Jeder Teilnehmer hat seinen persönlichen Skilehrer, den Guide. Am Hang entdecke ich Daniel und seinen Schützling Nathan. Daniel voraus, mit Headset und Lautsprecher am Rücken, zwei bis drei Meter hinter ihm der achtjährige Nathan. Er macht zum zweiten Mal einen Skikurs mit. „Geht, Geht… und Hopp. Geht, geht.. und Hopp“. Ständig gibt Daniel diese Kommandos und muss dabei auch immer kontrollieren, ob die Piste frei ist. „Geht“ bedeutet „gerade weiterfahren“ und bei „Hopp“ kommt eine Kurve.
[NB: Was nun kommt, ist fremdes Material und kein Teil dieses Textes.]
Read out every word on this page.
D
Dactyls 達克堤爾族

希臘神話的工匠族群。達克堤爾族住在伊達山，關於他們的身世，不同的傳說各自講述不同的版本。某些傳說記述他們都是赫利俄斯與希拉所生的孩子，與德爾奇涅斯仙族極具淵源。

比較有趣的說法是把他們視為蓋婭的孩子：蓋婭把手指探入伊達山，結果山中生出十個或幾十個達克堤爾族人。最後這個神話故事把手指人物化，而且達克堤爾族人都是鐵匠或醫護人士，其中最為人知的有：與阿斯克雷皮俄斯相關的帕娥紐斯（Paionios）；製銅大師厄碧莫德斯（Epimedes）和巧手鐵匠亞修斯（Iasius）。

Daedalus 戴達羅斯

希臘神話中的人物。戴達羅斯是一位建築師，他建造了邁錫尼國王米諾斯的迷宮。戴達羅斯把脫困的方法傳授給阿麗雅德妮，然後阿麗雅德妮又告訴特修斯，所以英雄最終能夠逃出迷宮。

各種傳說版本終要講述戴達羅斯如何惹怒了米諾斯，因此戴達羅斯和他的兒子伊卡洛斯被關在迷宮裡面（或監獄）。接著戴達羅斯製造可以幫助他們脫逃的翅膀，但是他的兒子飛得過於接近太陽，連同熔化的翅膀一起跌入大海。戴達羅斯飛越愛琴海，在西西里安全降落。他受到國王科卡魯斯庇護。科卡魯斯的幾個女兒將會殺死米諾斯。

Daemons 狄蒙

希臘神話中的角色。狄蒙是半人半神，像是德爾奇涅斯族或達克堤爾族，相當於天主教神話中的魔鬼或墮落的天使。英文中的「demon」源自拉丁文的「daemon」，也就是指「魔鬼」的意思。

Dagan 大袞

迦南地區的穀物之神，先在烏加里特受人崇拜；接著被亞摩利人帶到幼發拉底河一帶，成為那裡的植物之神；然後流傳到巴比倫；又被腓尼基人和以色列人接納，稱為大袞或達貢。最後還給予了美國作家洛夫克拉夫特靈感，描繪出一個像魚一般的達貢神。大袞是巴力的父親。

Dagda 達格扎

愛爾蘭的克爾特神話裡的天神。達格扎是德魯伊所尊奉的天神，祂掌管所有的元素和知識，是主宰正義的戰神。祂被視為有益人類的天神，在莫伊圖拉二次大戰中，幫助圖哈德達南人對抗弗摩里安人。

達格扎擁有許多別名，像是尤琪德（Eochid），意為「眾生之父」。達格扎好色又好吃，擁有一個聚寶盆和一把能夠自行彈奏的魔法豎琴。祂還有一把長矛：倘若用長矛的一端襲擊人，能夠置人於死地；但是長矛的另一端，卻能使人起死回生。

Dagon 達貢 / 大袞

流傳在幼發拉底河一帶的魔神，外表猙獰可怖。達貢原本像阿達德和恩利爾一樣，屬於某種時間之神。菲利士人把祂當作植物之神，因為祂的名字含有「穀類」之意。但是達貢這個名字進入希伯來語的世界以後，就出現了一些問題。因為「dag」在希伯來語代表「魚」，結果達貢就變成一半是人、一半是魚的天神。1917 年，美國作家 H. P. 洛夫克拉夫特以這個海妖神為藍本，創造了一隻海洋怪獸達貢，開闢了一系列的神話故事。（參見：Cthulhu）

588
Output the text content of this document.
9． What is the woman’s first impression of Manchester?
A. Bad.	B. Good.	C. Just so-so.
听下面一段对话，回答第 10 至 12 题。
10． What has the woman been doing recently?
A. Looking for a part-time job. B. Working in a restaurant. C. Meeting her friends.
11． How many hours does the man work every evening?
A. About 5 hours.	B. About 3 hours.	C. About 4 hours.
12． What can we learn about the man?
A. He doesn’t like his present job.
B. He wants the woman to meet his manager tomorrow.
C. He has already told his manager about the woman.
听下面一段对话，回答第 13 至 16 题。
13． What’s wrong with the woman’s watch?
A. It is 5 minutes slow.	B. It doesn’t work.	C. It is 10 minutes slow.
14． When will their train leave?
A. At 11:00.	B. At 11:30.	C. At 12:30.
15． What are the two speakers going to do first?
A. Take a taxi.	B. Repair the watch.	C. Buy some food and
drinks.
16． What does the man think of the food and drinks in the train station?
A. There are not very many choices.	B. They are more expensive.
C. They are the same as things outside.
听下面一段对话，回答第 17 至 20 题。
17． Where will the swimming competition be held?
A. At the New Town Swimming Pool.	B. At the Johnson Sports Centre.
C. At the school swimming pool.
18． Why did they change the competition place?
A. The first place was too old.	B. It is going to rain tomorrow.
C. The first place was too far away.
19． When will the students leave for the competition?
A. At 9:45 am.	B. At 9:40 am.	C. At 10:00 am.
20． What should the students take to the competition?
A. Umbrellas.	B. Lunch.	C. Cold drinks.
Die erste Kurve wird beim Start festgelegt und dann geht es los! Das dritte Kommando ist „Halt“. Es erfordert von den Guides enorme Konzentration und ist extrem anstrengend immer alles unter Kontrolle zu haben und ständig sprechen zu müssen. „Besonders bei kaltem, trockenem Wetter leidet die Stimme darunter,“ weiß Guide Sonya, die seit sieben Jahren ehrenamtlich als Blindenskilehrerin dabei ist. „Aber die Freude der Blinden und Sehgeschädigten mitzuerleben und die tolle Gemeinschaft, die hier entsteht, gleicht das alles aus!“

 

Anita (26) & Guide Sonya
Anita (26) & Guide Sonya

 

Sich schnell und frei bewegen

Für Francis, mit 55 Jahren die älteste Teilnehmerin, ist es die Mischung aus Schnelligkeit und Bewegung, die sie so an dieser Sportart begeistert. Sie kann nur Hell-Dunkel sehen. Auch sie hat zwar schon als Kind Skifahren gelernt, begann aber dann vor zwei Jahren erst wieder damit. Anfangs noch ängstlich ist sie jetzt (zu Recht!) stolz „dass ich mich das traue!“ Anita (26) ist mit ihrer Schwester Dorothe (15) hier – bereits zum dritten Mal. Anita hat noch 2% Sehfähigkeit und sieht nur wie durch einen Tunnel. Ihre Schwester hat noch 5% Sehkraft. „Zu sehen, was mein Körper kann und die Schnelligkeit zu erleben“ ist was beide am Skifahren fasziniert. Und auch hier wieder das Gefühl „frei zu sein!“.
Als besonderes Talent wird mir dann noch der jüngste Teilnehmer vorgestellt: Noah, demnächst 6 Jahre alt, noch 10% Sehfähigkeit. Er ist zum ersten Mal auf Skiern und fuhr schon am ersten Tag ohne Stöcke den Berg hinunter. Er wollte unbedingt wie in der Kinderserie „Meine Freundin Conni“ Skifahren lernen – und sein Wunsch ging in Erfüllung!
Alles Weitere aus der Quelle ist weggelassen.